Logs I want to filter out are always generated at midnight (00:0X).
I’m in UTC+2 so for Graylog which works in UTC it’s 22:0X.
I have tried with a regular expression but it doesn’t seem to work:
Logs are still routed in the Stream
At first I tried a regular expression with “00:0\d” but it doesn’t work.
Then using the Stream rule tester I remember Graylog uses UTC with the format yyyy-mm-dd’T’HH:MM:SS.XXXZ so I tried “T22:0\d” but it doesn’t work either, and then I checked in Elastic it’s stored in UTC with format" yyyy-mm-dd HH:MM:SS" so I tried " 22:0\d" but it doesn’t work too.
Is it a bug ?
I know I could use an extractor or a pipeline to extract hour and minute but a regular expression should work.
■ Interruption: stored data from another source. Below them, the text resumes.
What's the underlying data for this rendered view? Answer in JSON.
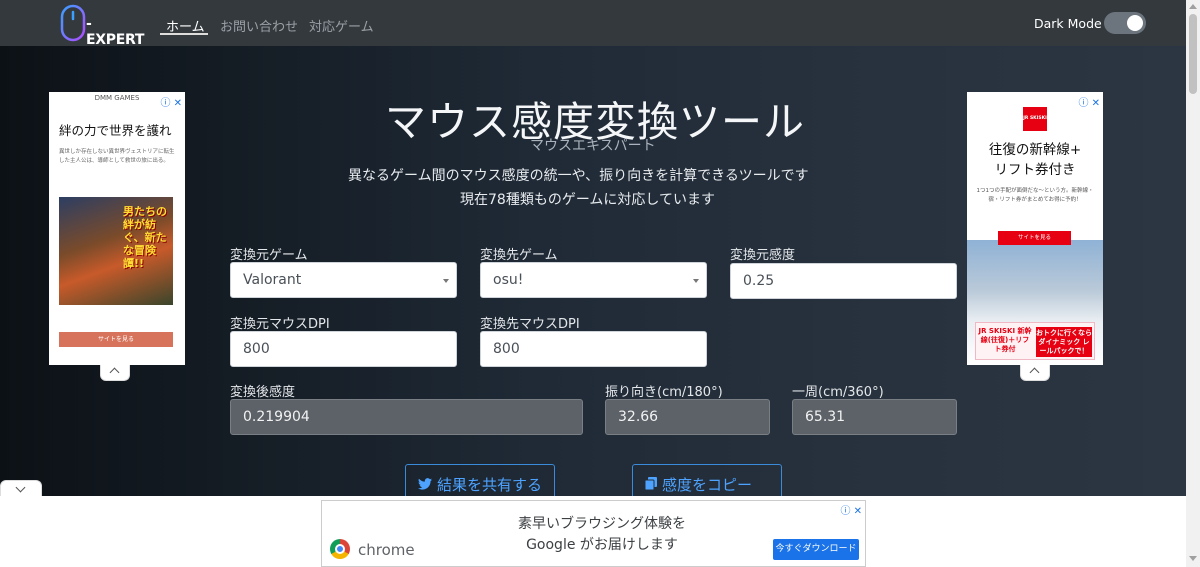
{
  "navbar": {
    "logo_text": "-EXPERT",
    "items": [
      {
        "label": "ホーム",
        "active": true
      },
      {
        "label": "お問い合わせ",
        "active": false
      },
      {
        "label": "対応ゲーム",
        "active": false
      }
    ],
    "dark_mode_label": "Dark Mode",
    "dark_mode_on": true
  },
  "hero": {
    "title": "マウス感度変換ツール",
    "subtitle": "マウスエキスパート",
    "desc_line1": "異なるゲーム間のマウス感度の統一や、振り向きを計算できるツールです",
    "desc_line2": "現在78種類ものゲームに対応しています"
  },
  "form": {
    "source_game_label": "変換元ゲーム",
    "source_game_value": "Valorant",
    "target_game_label": "変換先ゲーム",
    "target_game_value": "osu!",
    "source_sens_label": "変換元感度",
    "source_sens_value": "0.25",
    "source_dpi_label": "変換元マウスDPI",
    "source_dpi_value": "800",
    "target_dpi_label": "変換先マウスDPI",
    "target_dpi_value": "800",
    "result_label": "変換後感度",
    "result_value": "0.219904",
    "turn180_label": "振り向き(cm/180°)",
    "turn180_value": "32.66",
    "turn360_label": "一周(cm/360°)",
    "turn360_value": "65.31"
  },
  "actions": {
    "share_label": "結果を共有する",
    "copy_label": "感度をコピー"
  },
  "ads": {
    "left": {
      "brand": "DMM GAMES",
      "title": "絆の力で世界を護れ",
      "body": "異世しか存在しない異世界ヴェストリアに転生した主人公は、導師として救世の旅に出る。",
      "image_text": "男たちの絆が紡ぐ、新たな冒険譚!!",
      "button": "サイトを見る"
    },
    "right": {
      "logo": "JR SKISKI",
      "title_line1": "往復の新幹線+",
      "title_line2": "リフト券付き",
      "body": "1つ1つの手配が面倒だな〜という方。新幹線・宿・リフト券がまとめてお得に予約！",
      "button": "サイトを見る",
      "panel_left": "JR SKISKI 新幹線(往復)＋リフト券付",
      "panel_right": "おトクに行くなら ダイナミック レールパックで！"
    },
    "bottom": {
      "brand": "chrome",
      "headline_line1": "素早いブラウジング体験を",
      "headline_line2": "Google がお届けします",
      "cta": "今すぐダウンロード"
    },
    "close_glyph": "ⓘ ✕"
  },
  "colors": {
    "navbar_bg": "#34393e",
    "accent": "#4da3ff",
    "readonly_bg": "#5d6268"
  }
}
That’s strange because if I set “timestamp must match” instead of “timestamp must not match” Graylog doesn’t complain and says the log match the regex.
But thanks I’ll try.
Personally I think it is better to handle all that in the pipeline or if possible handle it in the log shipper… beats (and nxlog which I use less) can do some interesting gyrations… depends on where it is coming from.
I have found the solution
Stream rules are applied before logs are indexed, so at this moment the UTC timezone is not set yet, so you need to work with the original timezone.
So in my exemple I need to use “^\d{4}-\d{2}-\d{2}T00:0\d:” instead of “^\d{4}-\d{2}-\d{2}T22:0\d:”.
In my previous tests I was too fast and I was confused because my previous regexp was working with some specific logs (graylog metrics sent to a GELF input and some other logs whose timestamps are modified in a pipeline).
However I think there is an issue with the Stream rules tester, because it checks with the indexed timestamp whereas the rules actually check the received timestamp.